DataframesRecordsSource

fileobjs(target_names_to_input_fileobjs, records_format=None, initial_hints=None, records_schema=None)

Represents one or more streams of data files as a source.

Parameters

target_names_to_input_fileobjs (Mapping[str, IO[bytes]]) – Filenames mapping to streams of data file.
records_format (Optional[BaseRecordsFormat]) – Description of the format of the data files.
initial_hints (Optional[PartialRecordsHints]) – If records_format is not provided, the format of the file will be determined automatically. If that effort fails, you can help it out by providing hints in this dictionary as needed. See the records format specification for hints and valid values.
records_schema (Optional[RecordsSchema]) – Experimental interface; do not use.

Return type

Union[UninferredFileobjsRecordsSource, FileobjsSource]

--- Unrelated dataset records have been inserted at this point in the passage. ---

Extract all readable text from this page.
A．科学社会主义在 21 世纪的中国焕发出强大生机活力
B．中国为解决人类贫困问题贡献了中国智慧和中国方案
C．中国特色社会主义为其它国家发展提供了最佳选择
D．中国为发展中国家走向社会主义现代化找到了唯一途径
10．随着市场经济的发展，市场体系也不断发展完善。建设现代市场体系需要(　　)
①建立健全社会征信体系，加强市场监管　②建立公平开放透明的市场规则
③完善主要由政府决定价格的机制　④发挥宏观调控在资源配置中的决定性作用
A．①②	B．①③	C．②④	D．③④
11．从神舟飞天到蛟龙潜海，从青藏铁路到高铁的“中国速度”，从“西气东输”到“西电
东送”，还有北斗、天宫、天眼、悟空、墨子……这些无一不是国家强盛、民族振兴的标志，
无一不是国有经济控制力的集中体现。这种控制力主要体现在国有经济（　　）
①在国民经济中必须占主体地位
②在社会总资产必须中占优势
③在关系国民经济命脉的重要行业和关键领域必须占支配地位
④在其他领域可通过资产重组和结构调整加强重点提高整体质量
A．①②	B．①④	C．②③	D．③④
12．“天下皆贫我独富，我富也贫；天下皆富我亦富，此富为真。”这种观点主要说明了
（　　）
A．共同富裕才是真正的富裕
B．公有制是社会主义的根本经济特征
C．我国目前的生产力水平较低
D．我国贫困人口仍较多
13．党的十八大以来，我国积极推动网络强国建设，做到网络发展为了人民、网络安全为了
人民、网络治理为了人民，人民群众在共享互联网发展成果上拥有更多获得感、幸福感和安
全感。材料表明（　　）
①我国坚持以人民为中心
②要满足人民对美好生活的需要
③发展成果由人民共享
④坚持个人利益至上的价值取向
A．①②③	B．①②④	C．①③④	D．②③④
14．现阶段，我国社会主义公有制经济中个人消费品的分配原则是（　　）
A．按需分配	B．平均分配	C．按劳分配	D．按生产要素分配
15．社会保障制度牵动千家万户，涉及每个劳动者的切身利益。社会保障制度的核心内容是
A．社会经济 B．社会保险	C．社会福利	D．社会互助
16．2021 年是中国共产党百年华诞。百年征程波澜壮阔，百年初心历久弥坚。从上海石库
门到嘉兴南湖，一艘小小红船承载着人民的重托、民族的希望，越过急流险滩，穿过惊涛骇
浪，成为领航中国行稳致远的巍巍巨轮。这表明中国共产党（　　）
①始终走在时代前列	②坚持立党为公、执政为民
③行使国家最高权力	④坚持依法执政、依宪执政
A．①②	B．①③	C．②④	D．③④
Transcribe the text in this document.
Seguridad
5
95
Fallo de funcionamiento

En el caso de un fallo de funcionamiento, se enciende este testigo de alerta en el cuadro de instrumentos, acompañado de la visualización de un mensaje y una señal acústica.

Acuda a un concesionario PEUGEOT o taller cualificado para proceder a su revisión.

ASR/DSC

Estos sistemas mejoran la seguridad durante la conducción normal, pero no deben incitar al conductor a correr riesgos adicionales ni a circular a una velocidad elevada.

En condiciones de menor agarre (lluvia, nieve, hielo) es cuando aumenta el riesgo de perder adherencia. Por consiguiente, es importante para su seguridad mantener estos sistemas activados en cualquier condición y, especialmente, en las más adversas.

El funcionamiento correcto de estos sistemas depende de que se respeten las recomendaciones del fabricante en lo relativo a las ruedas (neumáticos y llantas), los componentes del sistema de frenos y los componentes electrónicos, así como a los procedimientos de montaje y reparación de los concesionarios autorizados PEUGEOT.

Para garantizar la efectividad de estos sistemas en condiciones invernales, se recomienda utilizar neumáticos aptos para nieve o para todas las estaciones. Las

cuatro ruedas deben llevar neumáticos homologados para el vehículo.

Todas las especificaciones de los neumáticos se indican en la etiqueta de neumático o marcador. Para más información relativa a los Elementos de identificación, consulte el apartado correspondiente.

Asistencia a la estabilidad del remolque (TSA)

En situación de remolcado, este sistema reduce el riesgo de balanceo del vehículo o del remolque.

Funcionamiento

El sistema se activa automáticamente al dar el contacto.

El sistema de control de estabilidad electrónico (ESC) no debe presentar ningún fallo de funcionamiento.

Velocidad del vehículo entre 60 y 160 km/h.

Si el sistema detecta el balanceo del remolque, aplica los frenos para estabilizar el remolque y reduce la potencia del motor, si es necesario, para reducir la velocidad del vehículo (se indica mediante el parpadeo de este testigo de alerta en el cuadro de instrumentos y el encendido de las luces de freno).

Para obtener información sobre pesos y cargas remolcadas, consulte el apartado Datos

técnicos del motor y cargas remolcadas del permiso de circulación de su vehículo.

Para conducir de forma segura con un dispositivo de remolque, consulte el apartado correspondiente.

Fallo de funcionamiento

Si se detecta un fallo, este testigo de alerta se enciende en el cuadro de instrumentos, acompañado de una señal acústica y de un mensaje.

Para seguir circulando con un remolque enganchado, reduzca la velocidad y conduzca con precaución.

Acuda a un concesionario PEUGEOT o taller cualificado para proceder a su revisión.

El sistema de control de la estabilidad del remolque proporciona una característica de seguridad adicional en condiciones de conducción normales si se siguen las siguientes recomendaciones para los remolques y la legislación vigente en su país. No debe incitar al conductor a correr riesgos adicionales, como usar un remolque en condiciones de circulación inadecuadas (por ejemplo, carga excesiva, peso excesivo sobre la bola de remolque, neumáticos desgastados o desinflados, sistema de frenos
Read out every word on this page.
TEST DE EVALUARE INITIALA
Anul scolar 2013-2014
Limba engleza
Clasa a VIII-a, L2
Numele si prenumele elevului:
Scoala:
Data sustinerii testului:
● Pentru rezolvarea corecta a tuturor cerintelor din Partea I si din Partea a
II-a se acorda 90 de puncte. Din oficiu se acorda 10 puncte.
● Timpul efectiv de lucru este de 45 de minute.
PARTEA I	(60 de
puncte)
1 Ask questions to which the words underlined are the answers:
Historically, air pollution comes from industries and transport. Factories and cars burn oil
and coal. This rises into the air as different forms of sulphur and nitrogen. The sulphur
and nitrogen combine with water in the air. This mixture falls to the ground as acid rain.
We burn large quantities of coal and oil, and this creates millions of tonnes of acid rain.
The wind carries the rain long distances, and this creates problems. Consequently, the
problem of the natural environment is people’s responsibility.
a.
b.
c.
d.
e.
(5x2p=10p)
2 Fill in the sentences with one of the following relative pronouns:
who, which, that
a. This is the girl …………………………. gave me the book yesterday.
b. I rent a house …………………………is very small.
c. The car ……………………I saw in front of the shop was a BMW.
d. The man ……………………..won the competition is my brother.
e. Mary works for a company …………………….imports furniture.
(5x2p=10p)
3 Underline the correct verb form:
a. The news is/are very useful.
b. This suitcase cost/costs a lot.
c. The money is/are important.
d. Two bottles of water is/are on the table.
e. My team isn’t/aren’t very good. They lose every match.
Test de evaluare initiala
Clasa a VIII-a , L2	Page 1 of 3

data_url(input_url, records_format=None, initial_hints=None, records_schema=None)

Represents a URL pointer to a data file as a source.

Parameters

input_url (str) – Location of the data file. Must be a URL format understood by the records_mover.url library.
records_format (Optional[BaseRecordsFormat]) – Description of the format of the data files.
initial_hints (Optional[PartialRecordsHints]) –
If records_format is not provided, the format of the file will be determined automatically. If that effort fails, you can help it out by providing hints in this dictionary as needed. See the records format specification for hints and valid values.
records_schema (Optional[RecordsSchema]) – Experimental interface; do not use.

Return type

DataUrlRecordsSource

table(db_engine, schema_name, table_name, db_conn=None)

Represents a SQLALchemy-accessible database table as as a source.

Parameters

db_engine (Engine) – SQLAlchemy database engine to pull data from.
schema_name (str) – Schema name of a table to get data from.
table_name (str) – Table name of a table to get data from.
db_conn (Optional[Connection]) – SQLAlchemy database connection to use to pull data from.

Return type

TableRecordsSource

directory_from_url(url, hints={}, fail_if_dont_understand=True)

Represents a Records Directory pointed to by a URL as a source.

Parameters

url (str) – Location of the records directory. Must be a URL format understood by the records_mover.url library, and must be a directory URL that ends with a ‘/’.
hints (PartialRecordsHints) – Any additional hints that should override the description of the data files already in the records directory.
fail_if_dont_understand (bool) – If True, and a part of the RecordsFormat is not understood while processing, then immediately fail and raise an exception. Otherwise, ignore the misunderstood instruction (e.g., ignore the hint, assume default variant, etc etc)

Return type

RecordsDirectoryRecordsSource

local_file(filename, records_format=None, initial_hints=None, records_schema=None)

Represents a data file on the local filesystem as a source.

Parameters

filename (str) – File path (relative or absolute) of the data file to load.
records_format (Optional[BaseRecordsFormat]) – Description of the format of the data files.
initial_hints (Optional[PartialRecordsHints]) –
If records_format is not provided, the format of the file will be determined automatically. If that effort fails, you can help it out by providing hints in this dictionary as needed. See the records format specification for hints and valid values.
records_schema (Optional[RecordsSchema]) –

Return type

DataUrlRecordsSource

google_sheet(spreadsheet_id, sheet_name_or_range, google_cloud_creds, out_of_band_column_headers=None, header_translator=None)

Represents a sheet or range in a Google Sheets spreadsheet as a source, via the Google Sheets API.

Parameters

spreadsheet_id (str) – This is the xyz in https://docs.google.com/spreadsheets/d/xyz/edit?ts=5be5b383#gid=abc
sheet_name_or_range (str) – This is the label of the particular tab within the Google Sheets spreadsheet where the data should go, or a valid Google Sheets-style range formula
google_cloud_creds (google.auth.credentials.Credentials) – This is an object representing Google Cloud Platform access credentials.
out_of_band_column_headers (Optional[Iterable[str]]) – If provided, we’ll use these column names instead of the first row of the spreadsheet. If set, the first row will be treated as data.
header_translator (Optional[Callable[[str], str]]) – If provided, header names pulled from the sheet will be translated through this function. Not used if out_of_band_column_headers is set.

Return type

GoogleSheetsRecordsSource